In London, he meets up with The Reverend Frederich Michael Ziegenhagen who was the Lutheran court chaplain to King George I who was both King of England and the Elector of Hanover of which Muhlenberg was a subject. There in London Ziegenhagen takes Muhlenberg under his wing and helps him with his English and his preaching. They also have a Black preaching vestment made for Muhlenberg.


From London Muhlenberg sets sail first to South Carolina to visit the Salzberger settlement of Lutherans in northern Georgia Colony (more on them in another post). He next takes a small schooner in the late fall of 1742 to Philadelphia up the east coast of the colonies. Once in Philadelphia he connects up with his fellow Germans and from this point forward his ministry of preaching the gospel and organizing the church in this place is legendary (more on that in future posts).


One of the take aways from Muhlenberg’s early story is this: mentoring is so vital to ministry.
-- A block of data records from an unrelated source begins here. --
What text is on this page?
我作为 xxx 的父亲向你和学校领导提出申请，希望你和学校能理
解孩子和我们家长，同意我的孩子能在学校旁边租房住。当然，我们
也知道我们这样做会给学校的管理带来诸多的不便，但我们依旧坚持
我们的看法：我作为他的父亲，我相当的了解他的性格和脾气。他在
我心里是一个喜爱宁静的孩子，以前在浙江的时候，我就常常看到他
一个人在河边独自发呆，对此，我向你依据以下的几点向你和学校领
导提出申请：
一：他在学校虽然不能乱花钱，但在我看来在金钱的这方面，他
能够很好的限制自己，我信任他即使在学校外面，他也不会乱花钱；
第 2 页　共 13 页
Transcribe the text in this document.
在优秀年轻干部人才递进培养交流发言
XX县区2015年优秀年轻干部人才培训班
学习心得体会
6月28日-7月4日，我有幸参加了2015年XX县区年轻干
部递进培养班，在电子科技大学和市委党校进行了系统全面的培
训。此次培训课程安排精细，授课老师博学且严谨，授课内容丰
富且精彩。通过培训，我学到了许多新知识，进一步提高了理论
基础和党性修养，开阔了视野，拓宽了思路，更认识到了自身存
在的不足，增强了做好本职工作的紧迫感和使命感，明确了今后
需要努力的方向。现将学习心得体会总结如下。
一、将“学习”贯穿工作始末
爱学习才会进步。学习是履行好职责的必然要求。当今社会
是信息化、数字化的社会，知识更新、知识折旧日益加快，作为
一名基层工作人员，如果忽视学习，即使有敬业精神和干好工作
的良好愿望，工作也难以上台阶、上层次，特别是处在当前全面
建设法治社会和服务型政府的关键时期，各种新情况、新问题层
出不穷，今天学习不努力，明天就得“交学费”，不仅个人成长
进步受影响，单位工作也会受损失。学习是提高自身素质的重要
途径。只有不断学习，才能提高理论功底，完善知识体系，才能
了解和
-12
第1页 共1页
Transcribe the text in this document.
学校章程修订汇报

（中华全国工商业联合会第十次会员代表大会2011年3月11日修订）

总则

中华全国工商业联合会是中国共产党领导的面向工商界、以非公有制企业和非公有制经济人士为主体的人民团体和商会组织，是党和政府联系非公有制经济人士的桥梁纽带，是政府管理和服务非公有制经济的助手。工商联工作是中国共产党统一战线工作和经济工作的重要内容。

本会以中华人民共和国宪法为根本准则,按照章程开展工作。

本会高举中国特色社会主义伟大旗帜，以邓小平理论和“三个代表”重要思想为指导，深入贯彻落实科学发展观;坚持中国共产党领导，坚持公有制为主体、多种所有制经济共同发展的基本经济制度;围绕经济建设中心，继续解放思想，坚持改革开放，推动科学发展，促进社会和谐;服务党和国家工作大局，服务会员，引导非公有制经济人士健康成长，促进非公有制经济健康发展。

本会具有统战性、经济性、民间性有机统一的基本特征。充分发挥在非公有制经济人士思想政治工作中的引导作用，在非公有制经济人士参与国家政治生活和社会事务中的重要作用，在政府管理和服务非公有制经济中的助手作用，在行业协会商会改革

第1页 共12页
Muhlenberg was mentored by Franke at Halle and Ziegenhagen in London. They took the time to work with the young preacher, to improve his skills, to give him confidence for his vital work of ministry in a foreboding and dangerous place. We see this with St. Paul and St. Timothy. We cannot hope to have future preachers of the gospel if we do not mentor young men along for this vocation.


Another take away from his early story: Ministry takes courage. People often have the picture of pastors as “meek” and “mild” ne’er-do-wells who sip tea with old ladies. Muhlenberg shows us it takes courage to go forward and to say what is what. The truth is when the Word is preached in its fullest one will get problems. The devil rages. The hardened hearts recoil and struggle back. Muhlenberg shows us that to be a preacher one must be bold, courageous and audacious in delivering the goods of the gospel and to never stop.


On this commemoration of Muhlenberg, I might suggest you pick up his condensed journal entitled The Notebook of a Colonial Clergyman. Muhlenberg will inspire you with his courage and leadership of the early Lutheran Church here in Pennsylvania.


Prayer:

Lord Jesus Christ, the Good Shepherd of Your people, we give You thanks for Your servant Henry Melchior Muhlenberg, who was faithful in the care and nurture of the flock entrusted to his care. So they may follow his example and teaching of his holy life, give strength to pastors today who shepherd Your flock so that, by Your grace, Your people may grow into the fullness of life intended for them in paradise; for You love and reign with the Father and the Holy Spirit, one God now and forever. Amen.